Some of my peers did this by way of military service and patriotism. Other's by way of opposition to almost anything that was considered conformist. The social experiences of my youth have had far reaching implications for the way in which i see the world and my place in it. I learned to believe that the personal is the political, that the way in which i live, the personal choices i make, matter to the world at large for good or evil.
Within my own family there was great strife over these issues. The ideas of community stretching beyond family, radical action for the greater good and that one had a personal responsibility to take unpopular stands on political issues were not the stuff of my parents experience. In fact there was a great clashing of ideas and emotions between my parents and myself during my early years. My parents were embedded in a far different political and personal history than i or my friends. They approached their own lives and parenting with the idea that with social and political conformity came safety. And the influences that placed them on that side of the fence were no less compelling or dramatic than my own.
But the single most life changing influence that resides deep in my heart is so simple an idea and so obvious that i wonder i didn't know it all along.. and maybe i did but it needed to be awakened. In 1974 i took my first course in Women's Studies. I heard about radical feminism, patriarchal society and the ways in which women's voices were suppressed throughout history. I became passionately committed and deeply involved in women's consciousness raising as my mission and vocation.
Along the way i married, had a child, moved across the country and my life became filled with the conventional activities of a nuclear family. I lost touch with the fierceness of my political passion and many of the women i had met during those early years. There was a quieter way in which my personal life was my political life. But i continued to live by the passion and knowledge that my women friends were the most important relationships of my life. I understood that to be without female friendship was to be alone in some inexplicable way, simply not a whole woman.
Over all the stages of my life i have stayed true to this belief and now in the midst of my fifth decade i see it ever more clearly and feel happy to have learned this about myself so early.
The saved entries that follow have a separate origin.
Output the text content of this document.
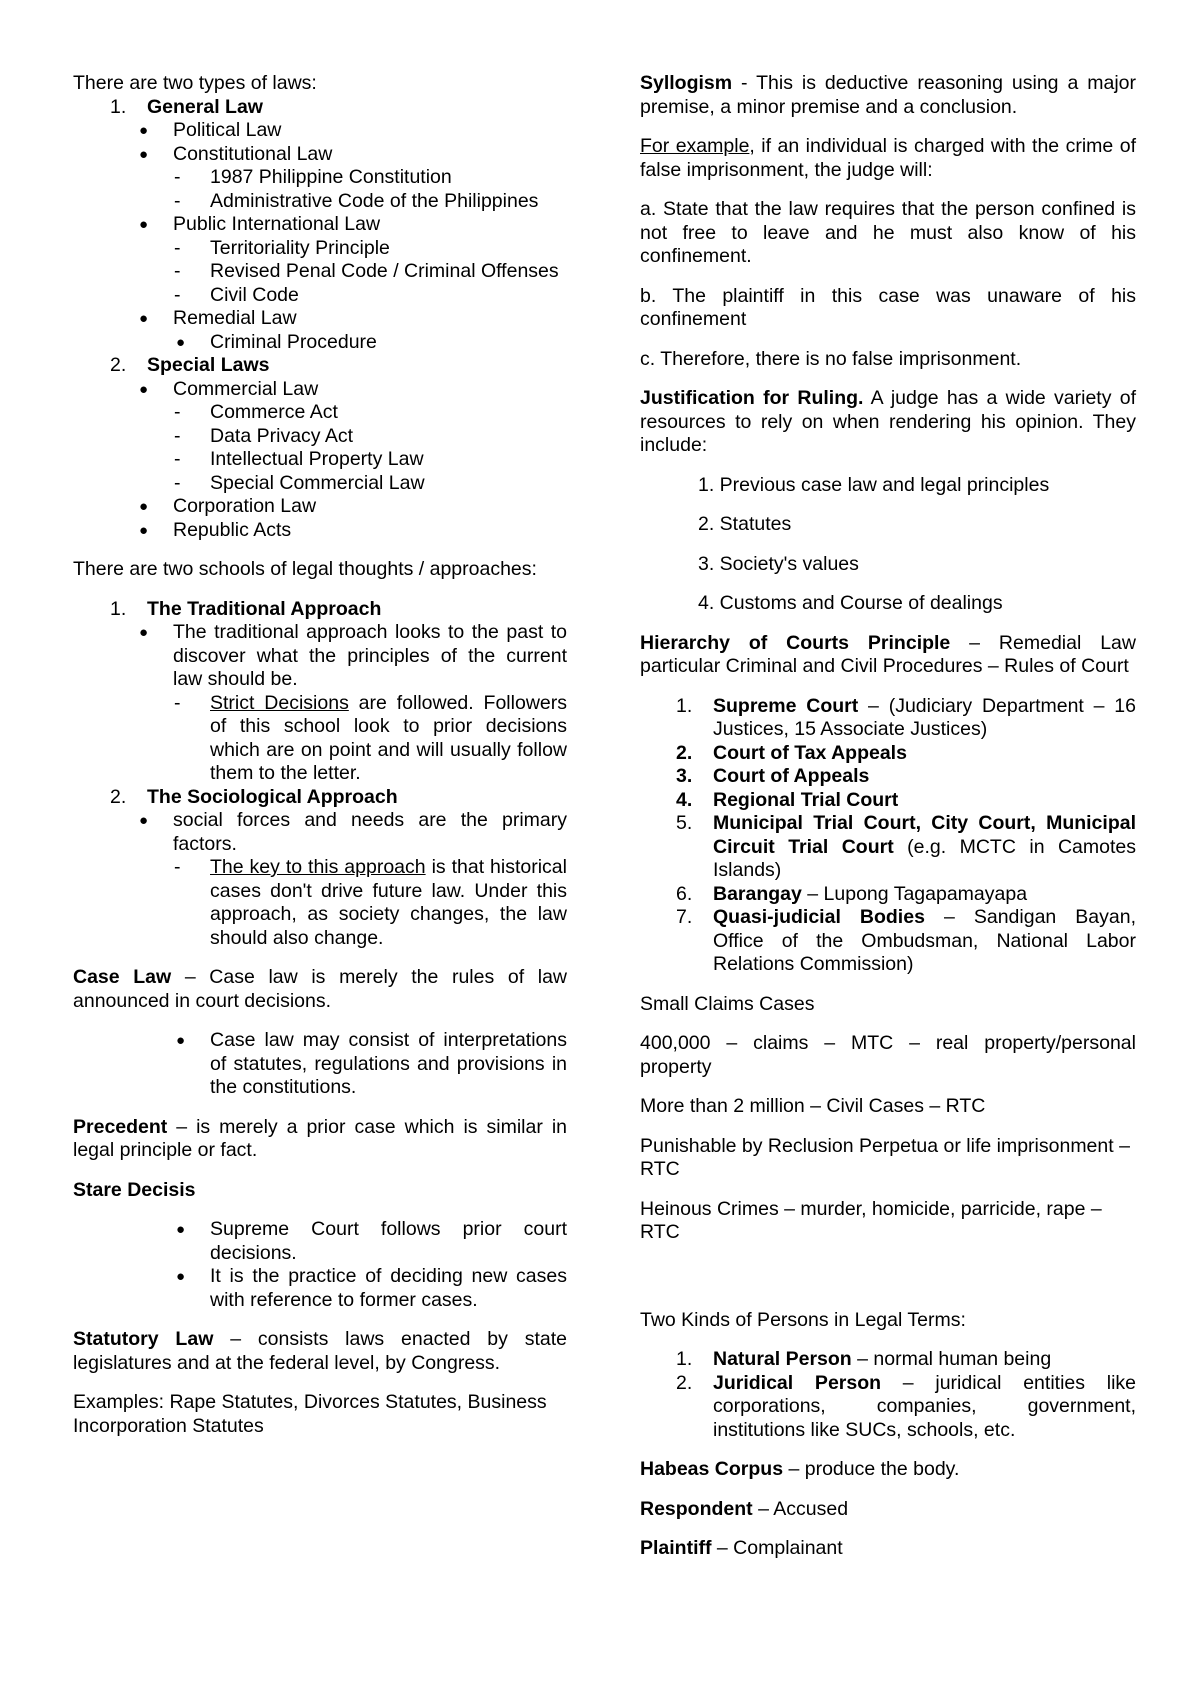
There are two types of laws:

1. General Law
● Political Law
● Constitutional Law
- 1987 Philippine Constitution
- Administrative Code of the Philippines
● Public International Law
- Territoriality Principle
- Revised Penal Code / Criminal Offenses
- Civil Code
● Remedial Law
● Criminal Procedure
2. Special Laws
● Commercial Law
- Commerce Act
- Data Privacy Act
- Intellectual Property Law
- Special Commercial Law
● Corporation Law
● Republic Acts

There are two schools of legal thoughts / approaches:

1. The Traditional Approach
● The traditional approach looks to the past to discover what the principles of the current law should be.
- Strict Decisions are followed. Followers of this school look to prior decisions which are on point and will usually follow them to the letter.
2. The Sociological Approach
● social forces and needs are the primary factors.
- The key to this approach is that historical cases don't drive future law. Under this approach, as society changes, the law should also change.

Case Law – Case law is merely the rules of law announced in court decisions.

● Case law may consist of interpretations of statutes, regulations and provisions in the constitutions.

Precedent – is merely a prior case which is similar in legal principle or fact.

Stare Decisis

● Supreme Court follows prior court decisions.
● It is the practice of deciding new cases with reference to former cases.

Statutory Law – consists laws enacted by state legislatures and at the federal level, by Congress.

Examples: Rape Statutes, Divorces Statutes, Business Incorporation Statutes

Syllogism - This is deductive reasoning using a major premise, a minor premise and a conclusion.

For example, if an individual is charged with the crime of false imprisonment, the judge will:

a. State that the law requires that the person confined is not free to leave and he must also know of his confinement.

b. The plaintiff in this case was unaware of his confinement

c. Therefore, there is no false imprisonment.

Justification for Ruling. A judge has a wide variety of resources to rely on when rendering his opinion. They include:

1. Previous case law and legal principles

2. Statutes

3. Society's values

4. Customs and Course of dealings

Hierarchy of Courts Principle – Remedial Law particular Criminal and Civil Procedures – Rules of Court

1. Supreme Court – (Judiciary Department – 16 Justices, 15 Associate Justices)
2. Court of Tax Appeals
3. Court of Appeals
4. Regional Trial Court
5. Municipal Trial Court, City Court, Municipal Circuit Trial Court (e.g. MCTC in Camotes Islands)
6. Barangay – Lupong Tagapamayapa
7. Quasi-judicial Bodies – Sandigan Bayan, Office of the Ombudsman, National Labor Relations Commission)

Small Claims Cases

400,000 – claims – MTC – real property/personal property

More than 2 million – Civil Cases – RTC

Punishable by Reclusion Perpetua or life imprisonment – RTC

Heinous Crimes – murder, homicide, parricide, rape – RTC

Two Kinds of Persons in Legal Terms:

1. Natural Person – normal human being
2. Juridical Person – juridical entities like corporations, companies, government, institutions like SUCs, schools, etc.

Habeas Corpus – produce the body.

Respondent – Accused

Plaintiff – Complainant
Women keep me honest, they challenge me be whole, a part of this world and simply myself. I love and adore, value and cherish my women friends. I am very excited to be meeting new women among the blogging and internet world. I wrote a recent post about loving blogging but to be more precise i would have to say i love meeting and making friends with all the women along the blogging path.
The picture included in this post is of myself and my oldest and dearest friend Sandra from childhood. Today i am driving the short 100 miles to spend the day with her. She is a part of me and i a part of her. We have shared our long lives together and no one has seen me change as much as she. I love her with all my heart. And off i go on my visit!
What place does female friendship have in your life?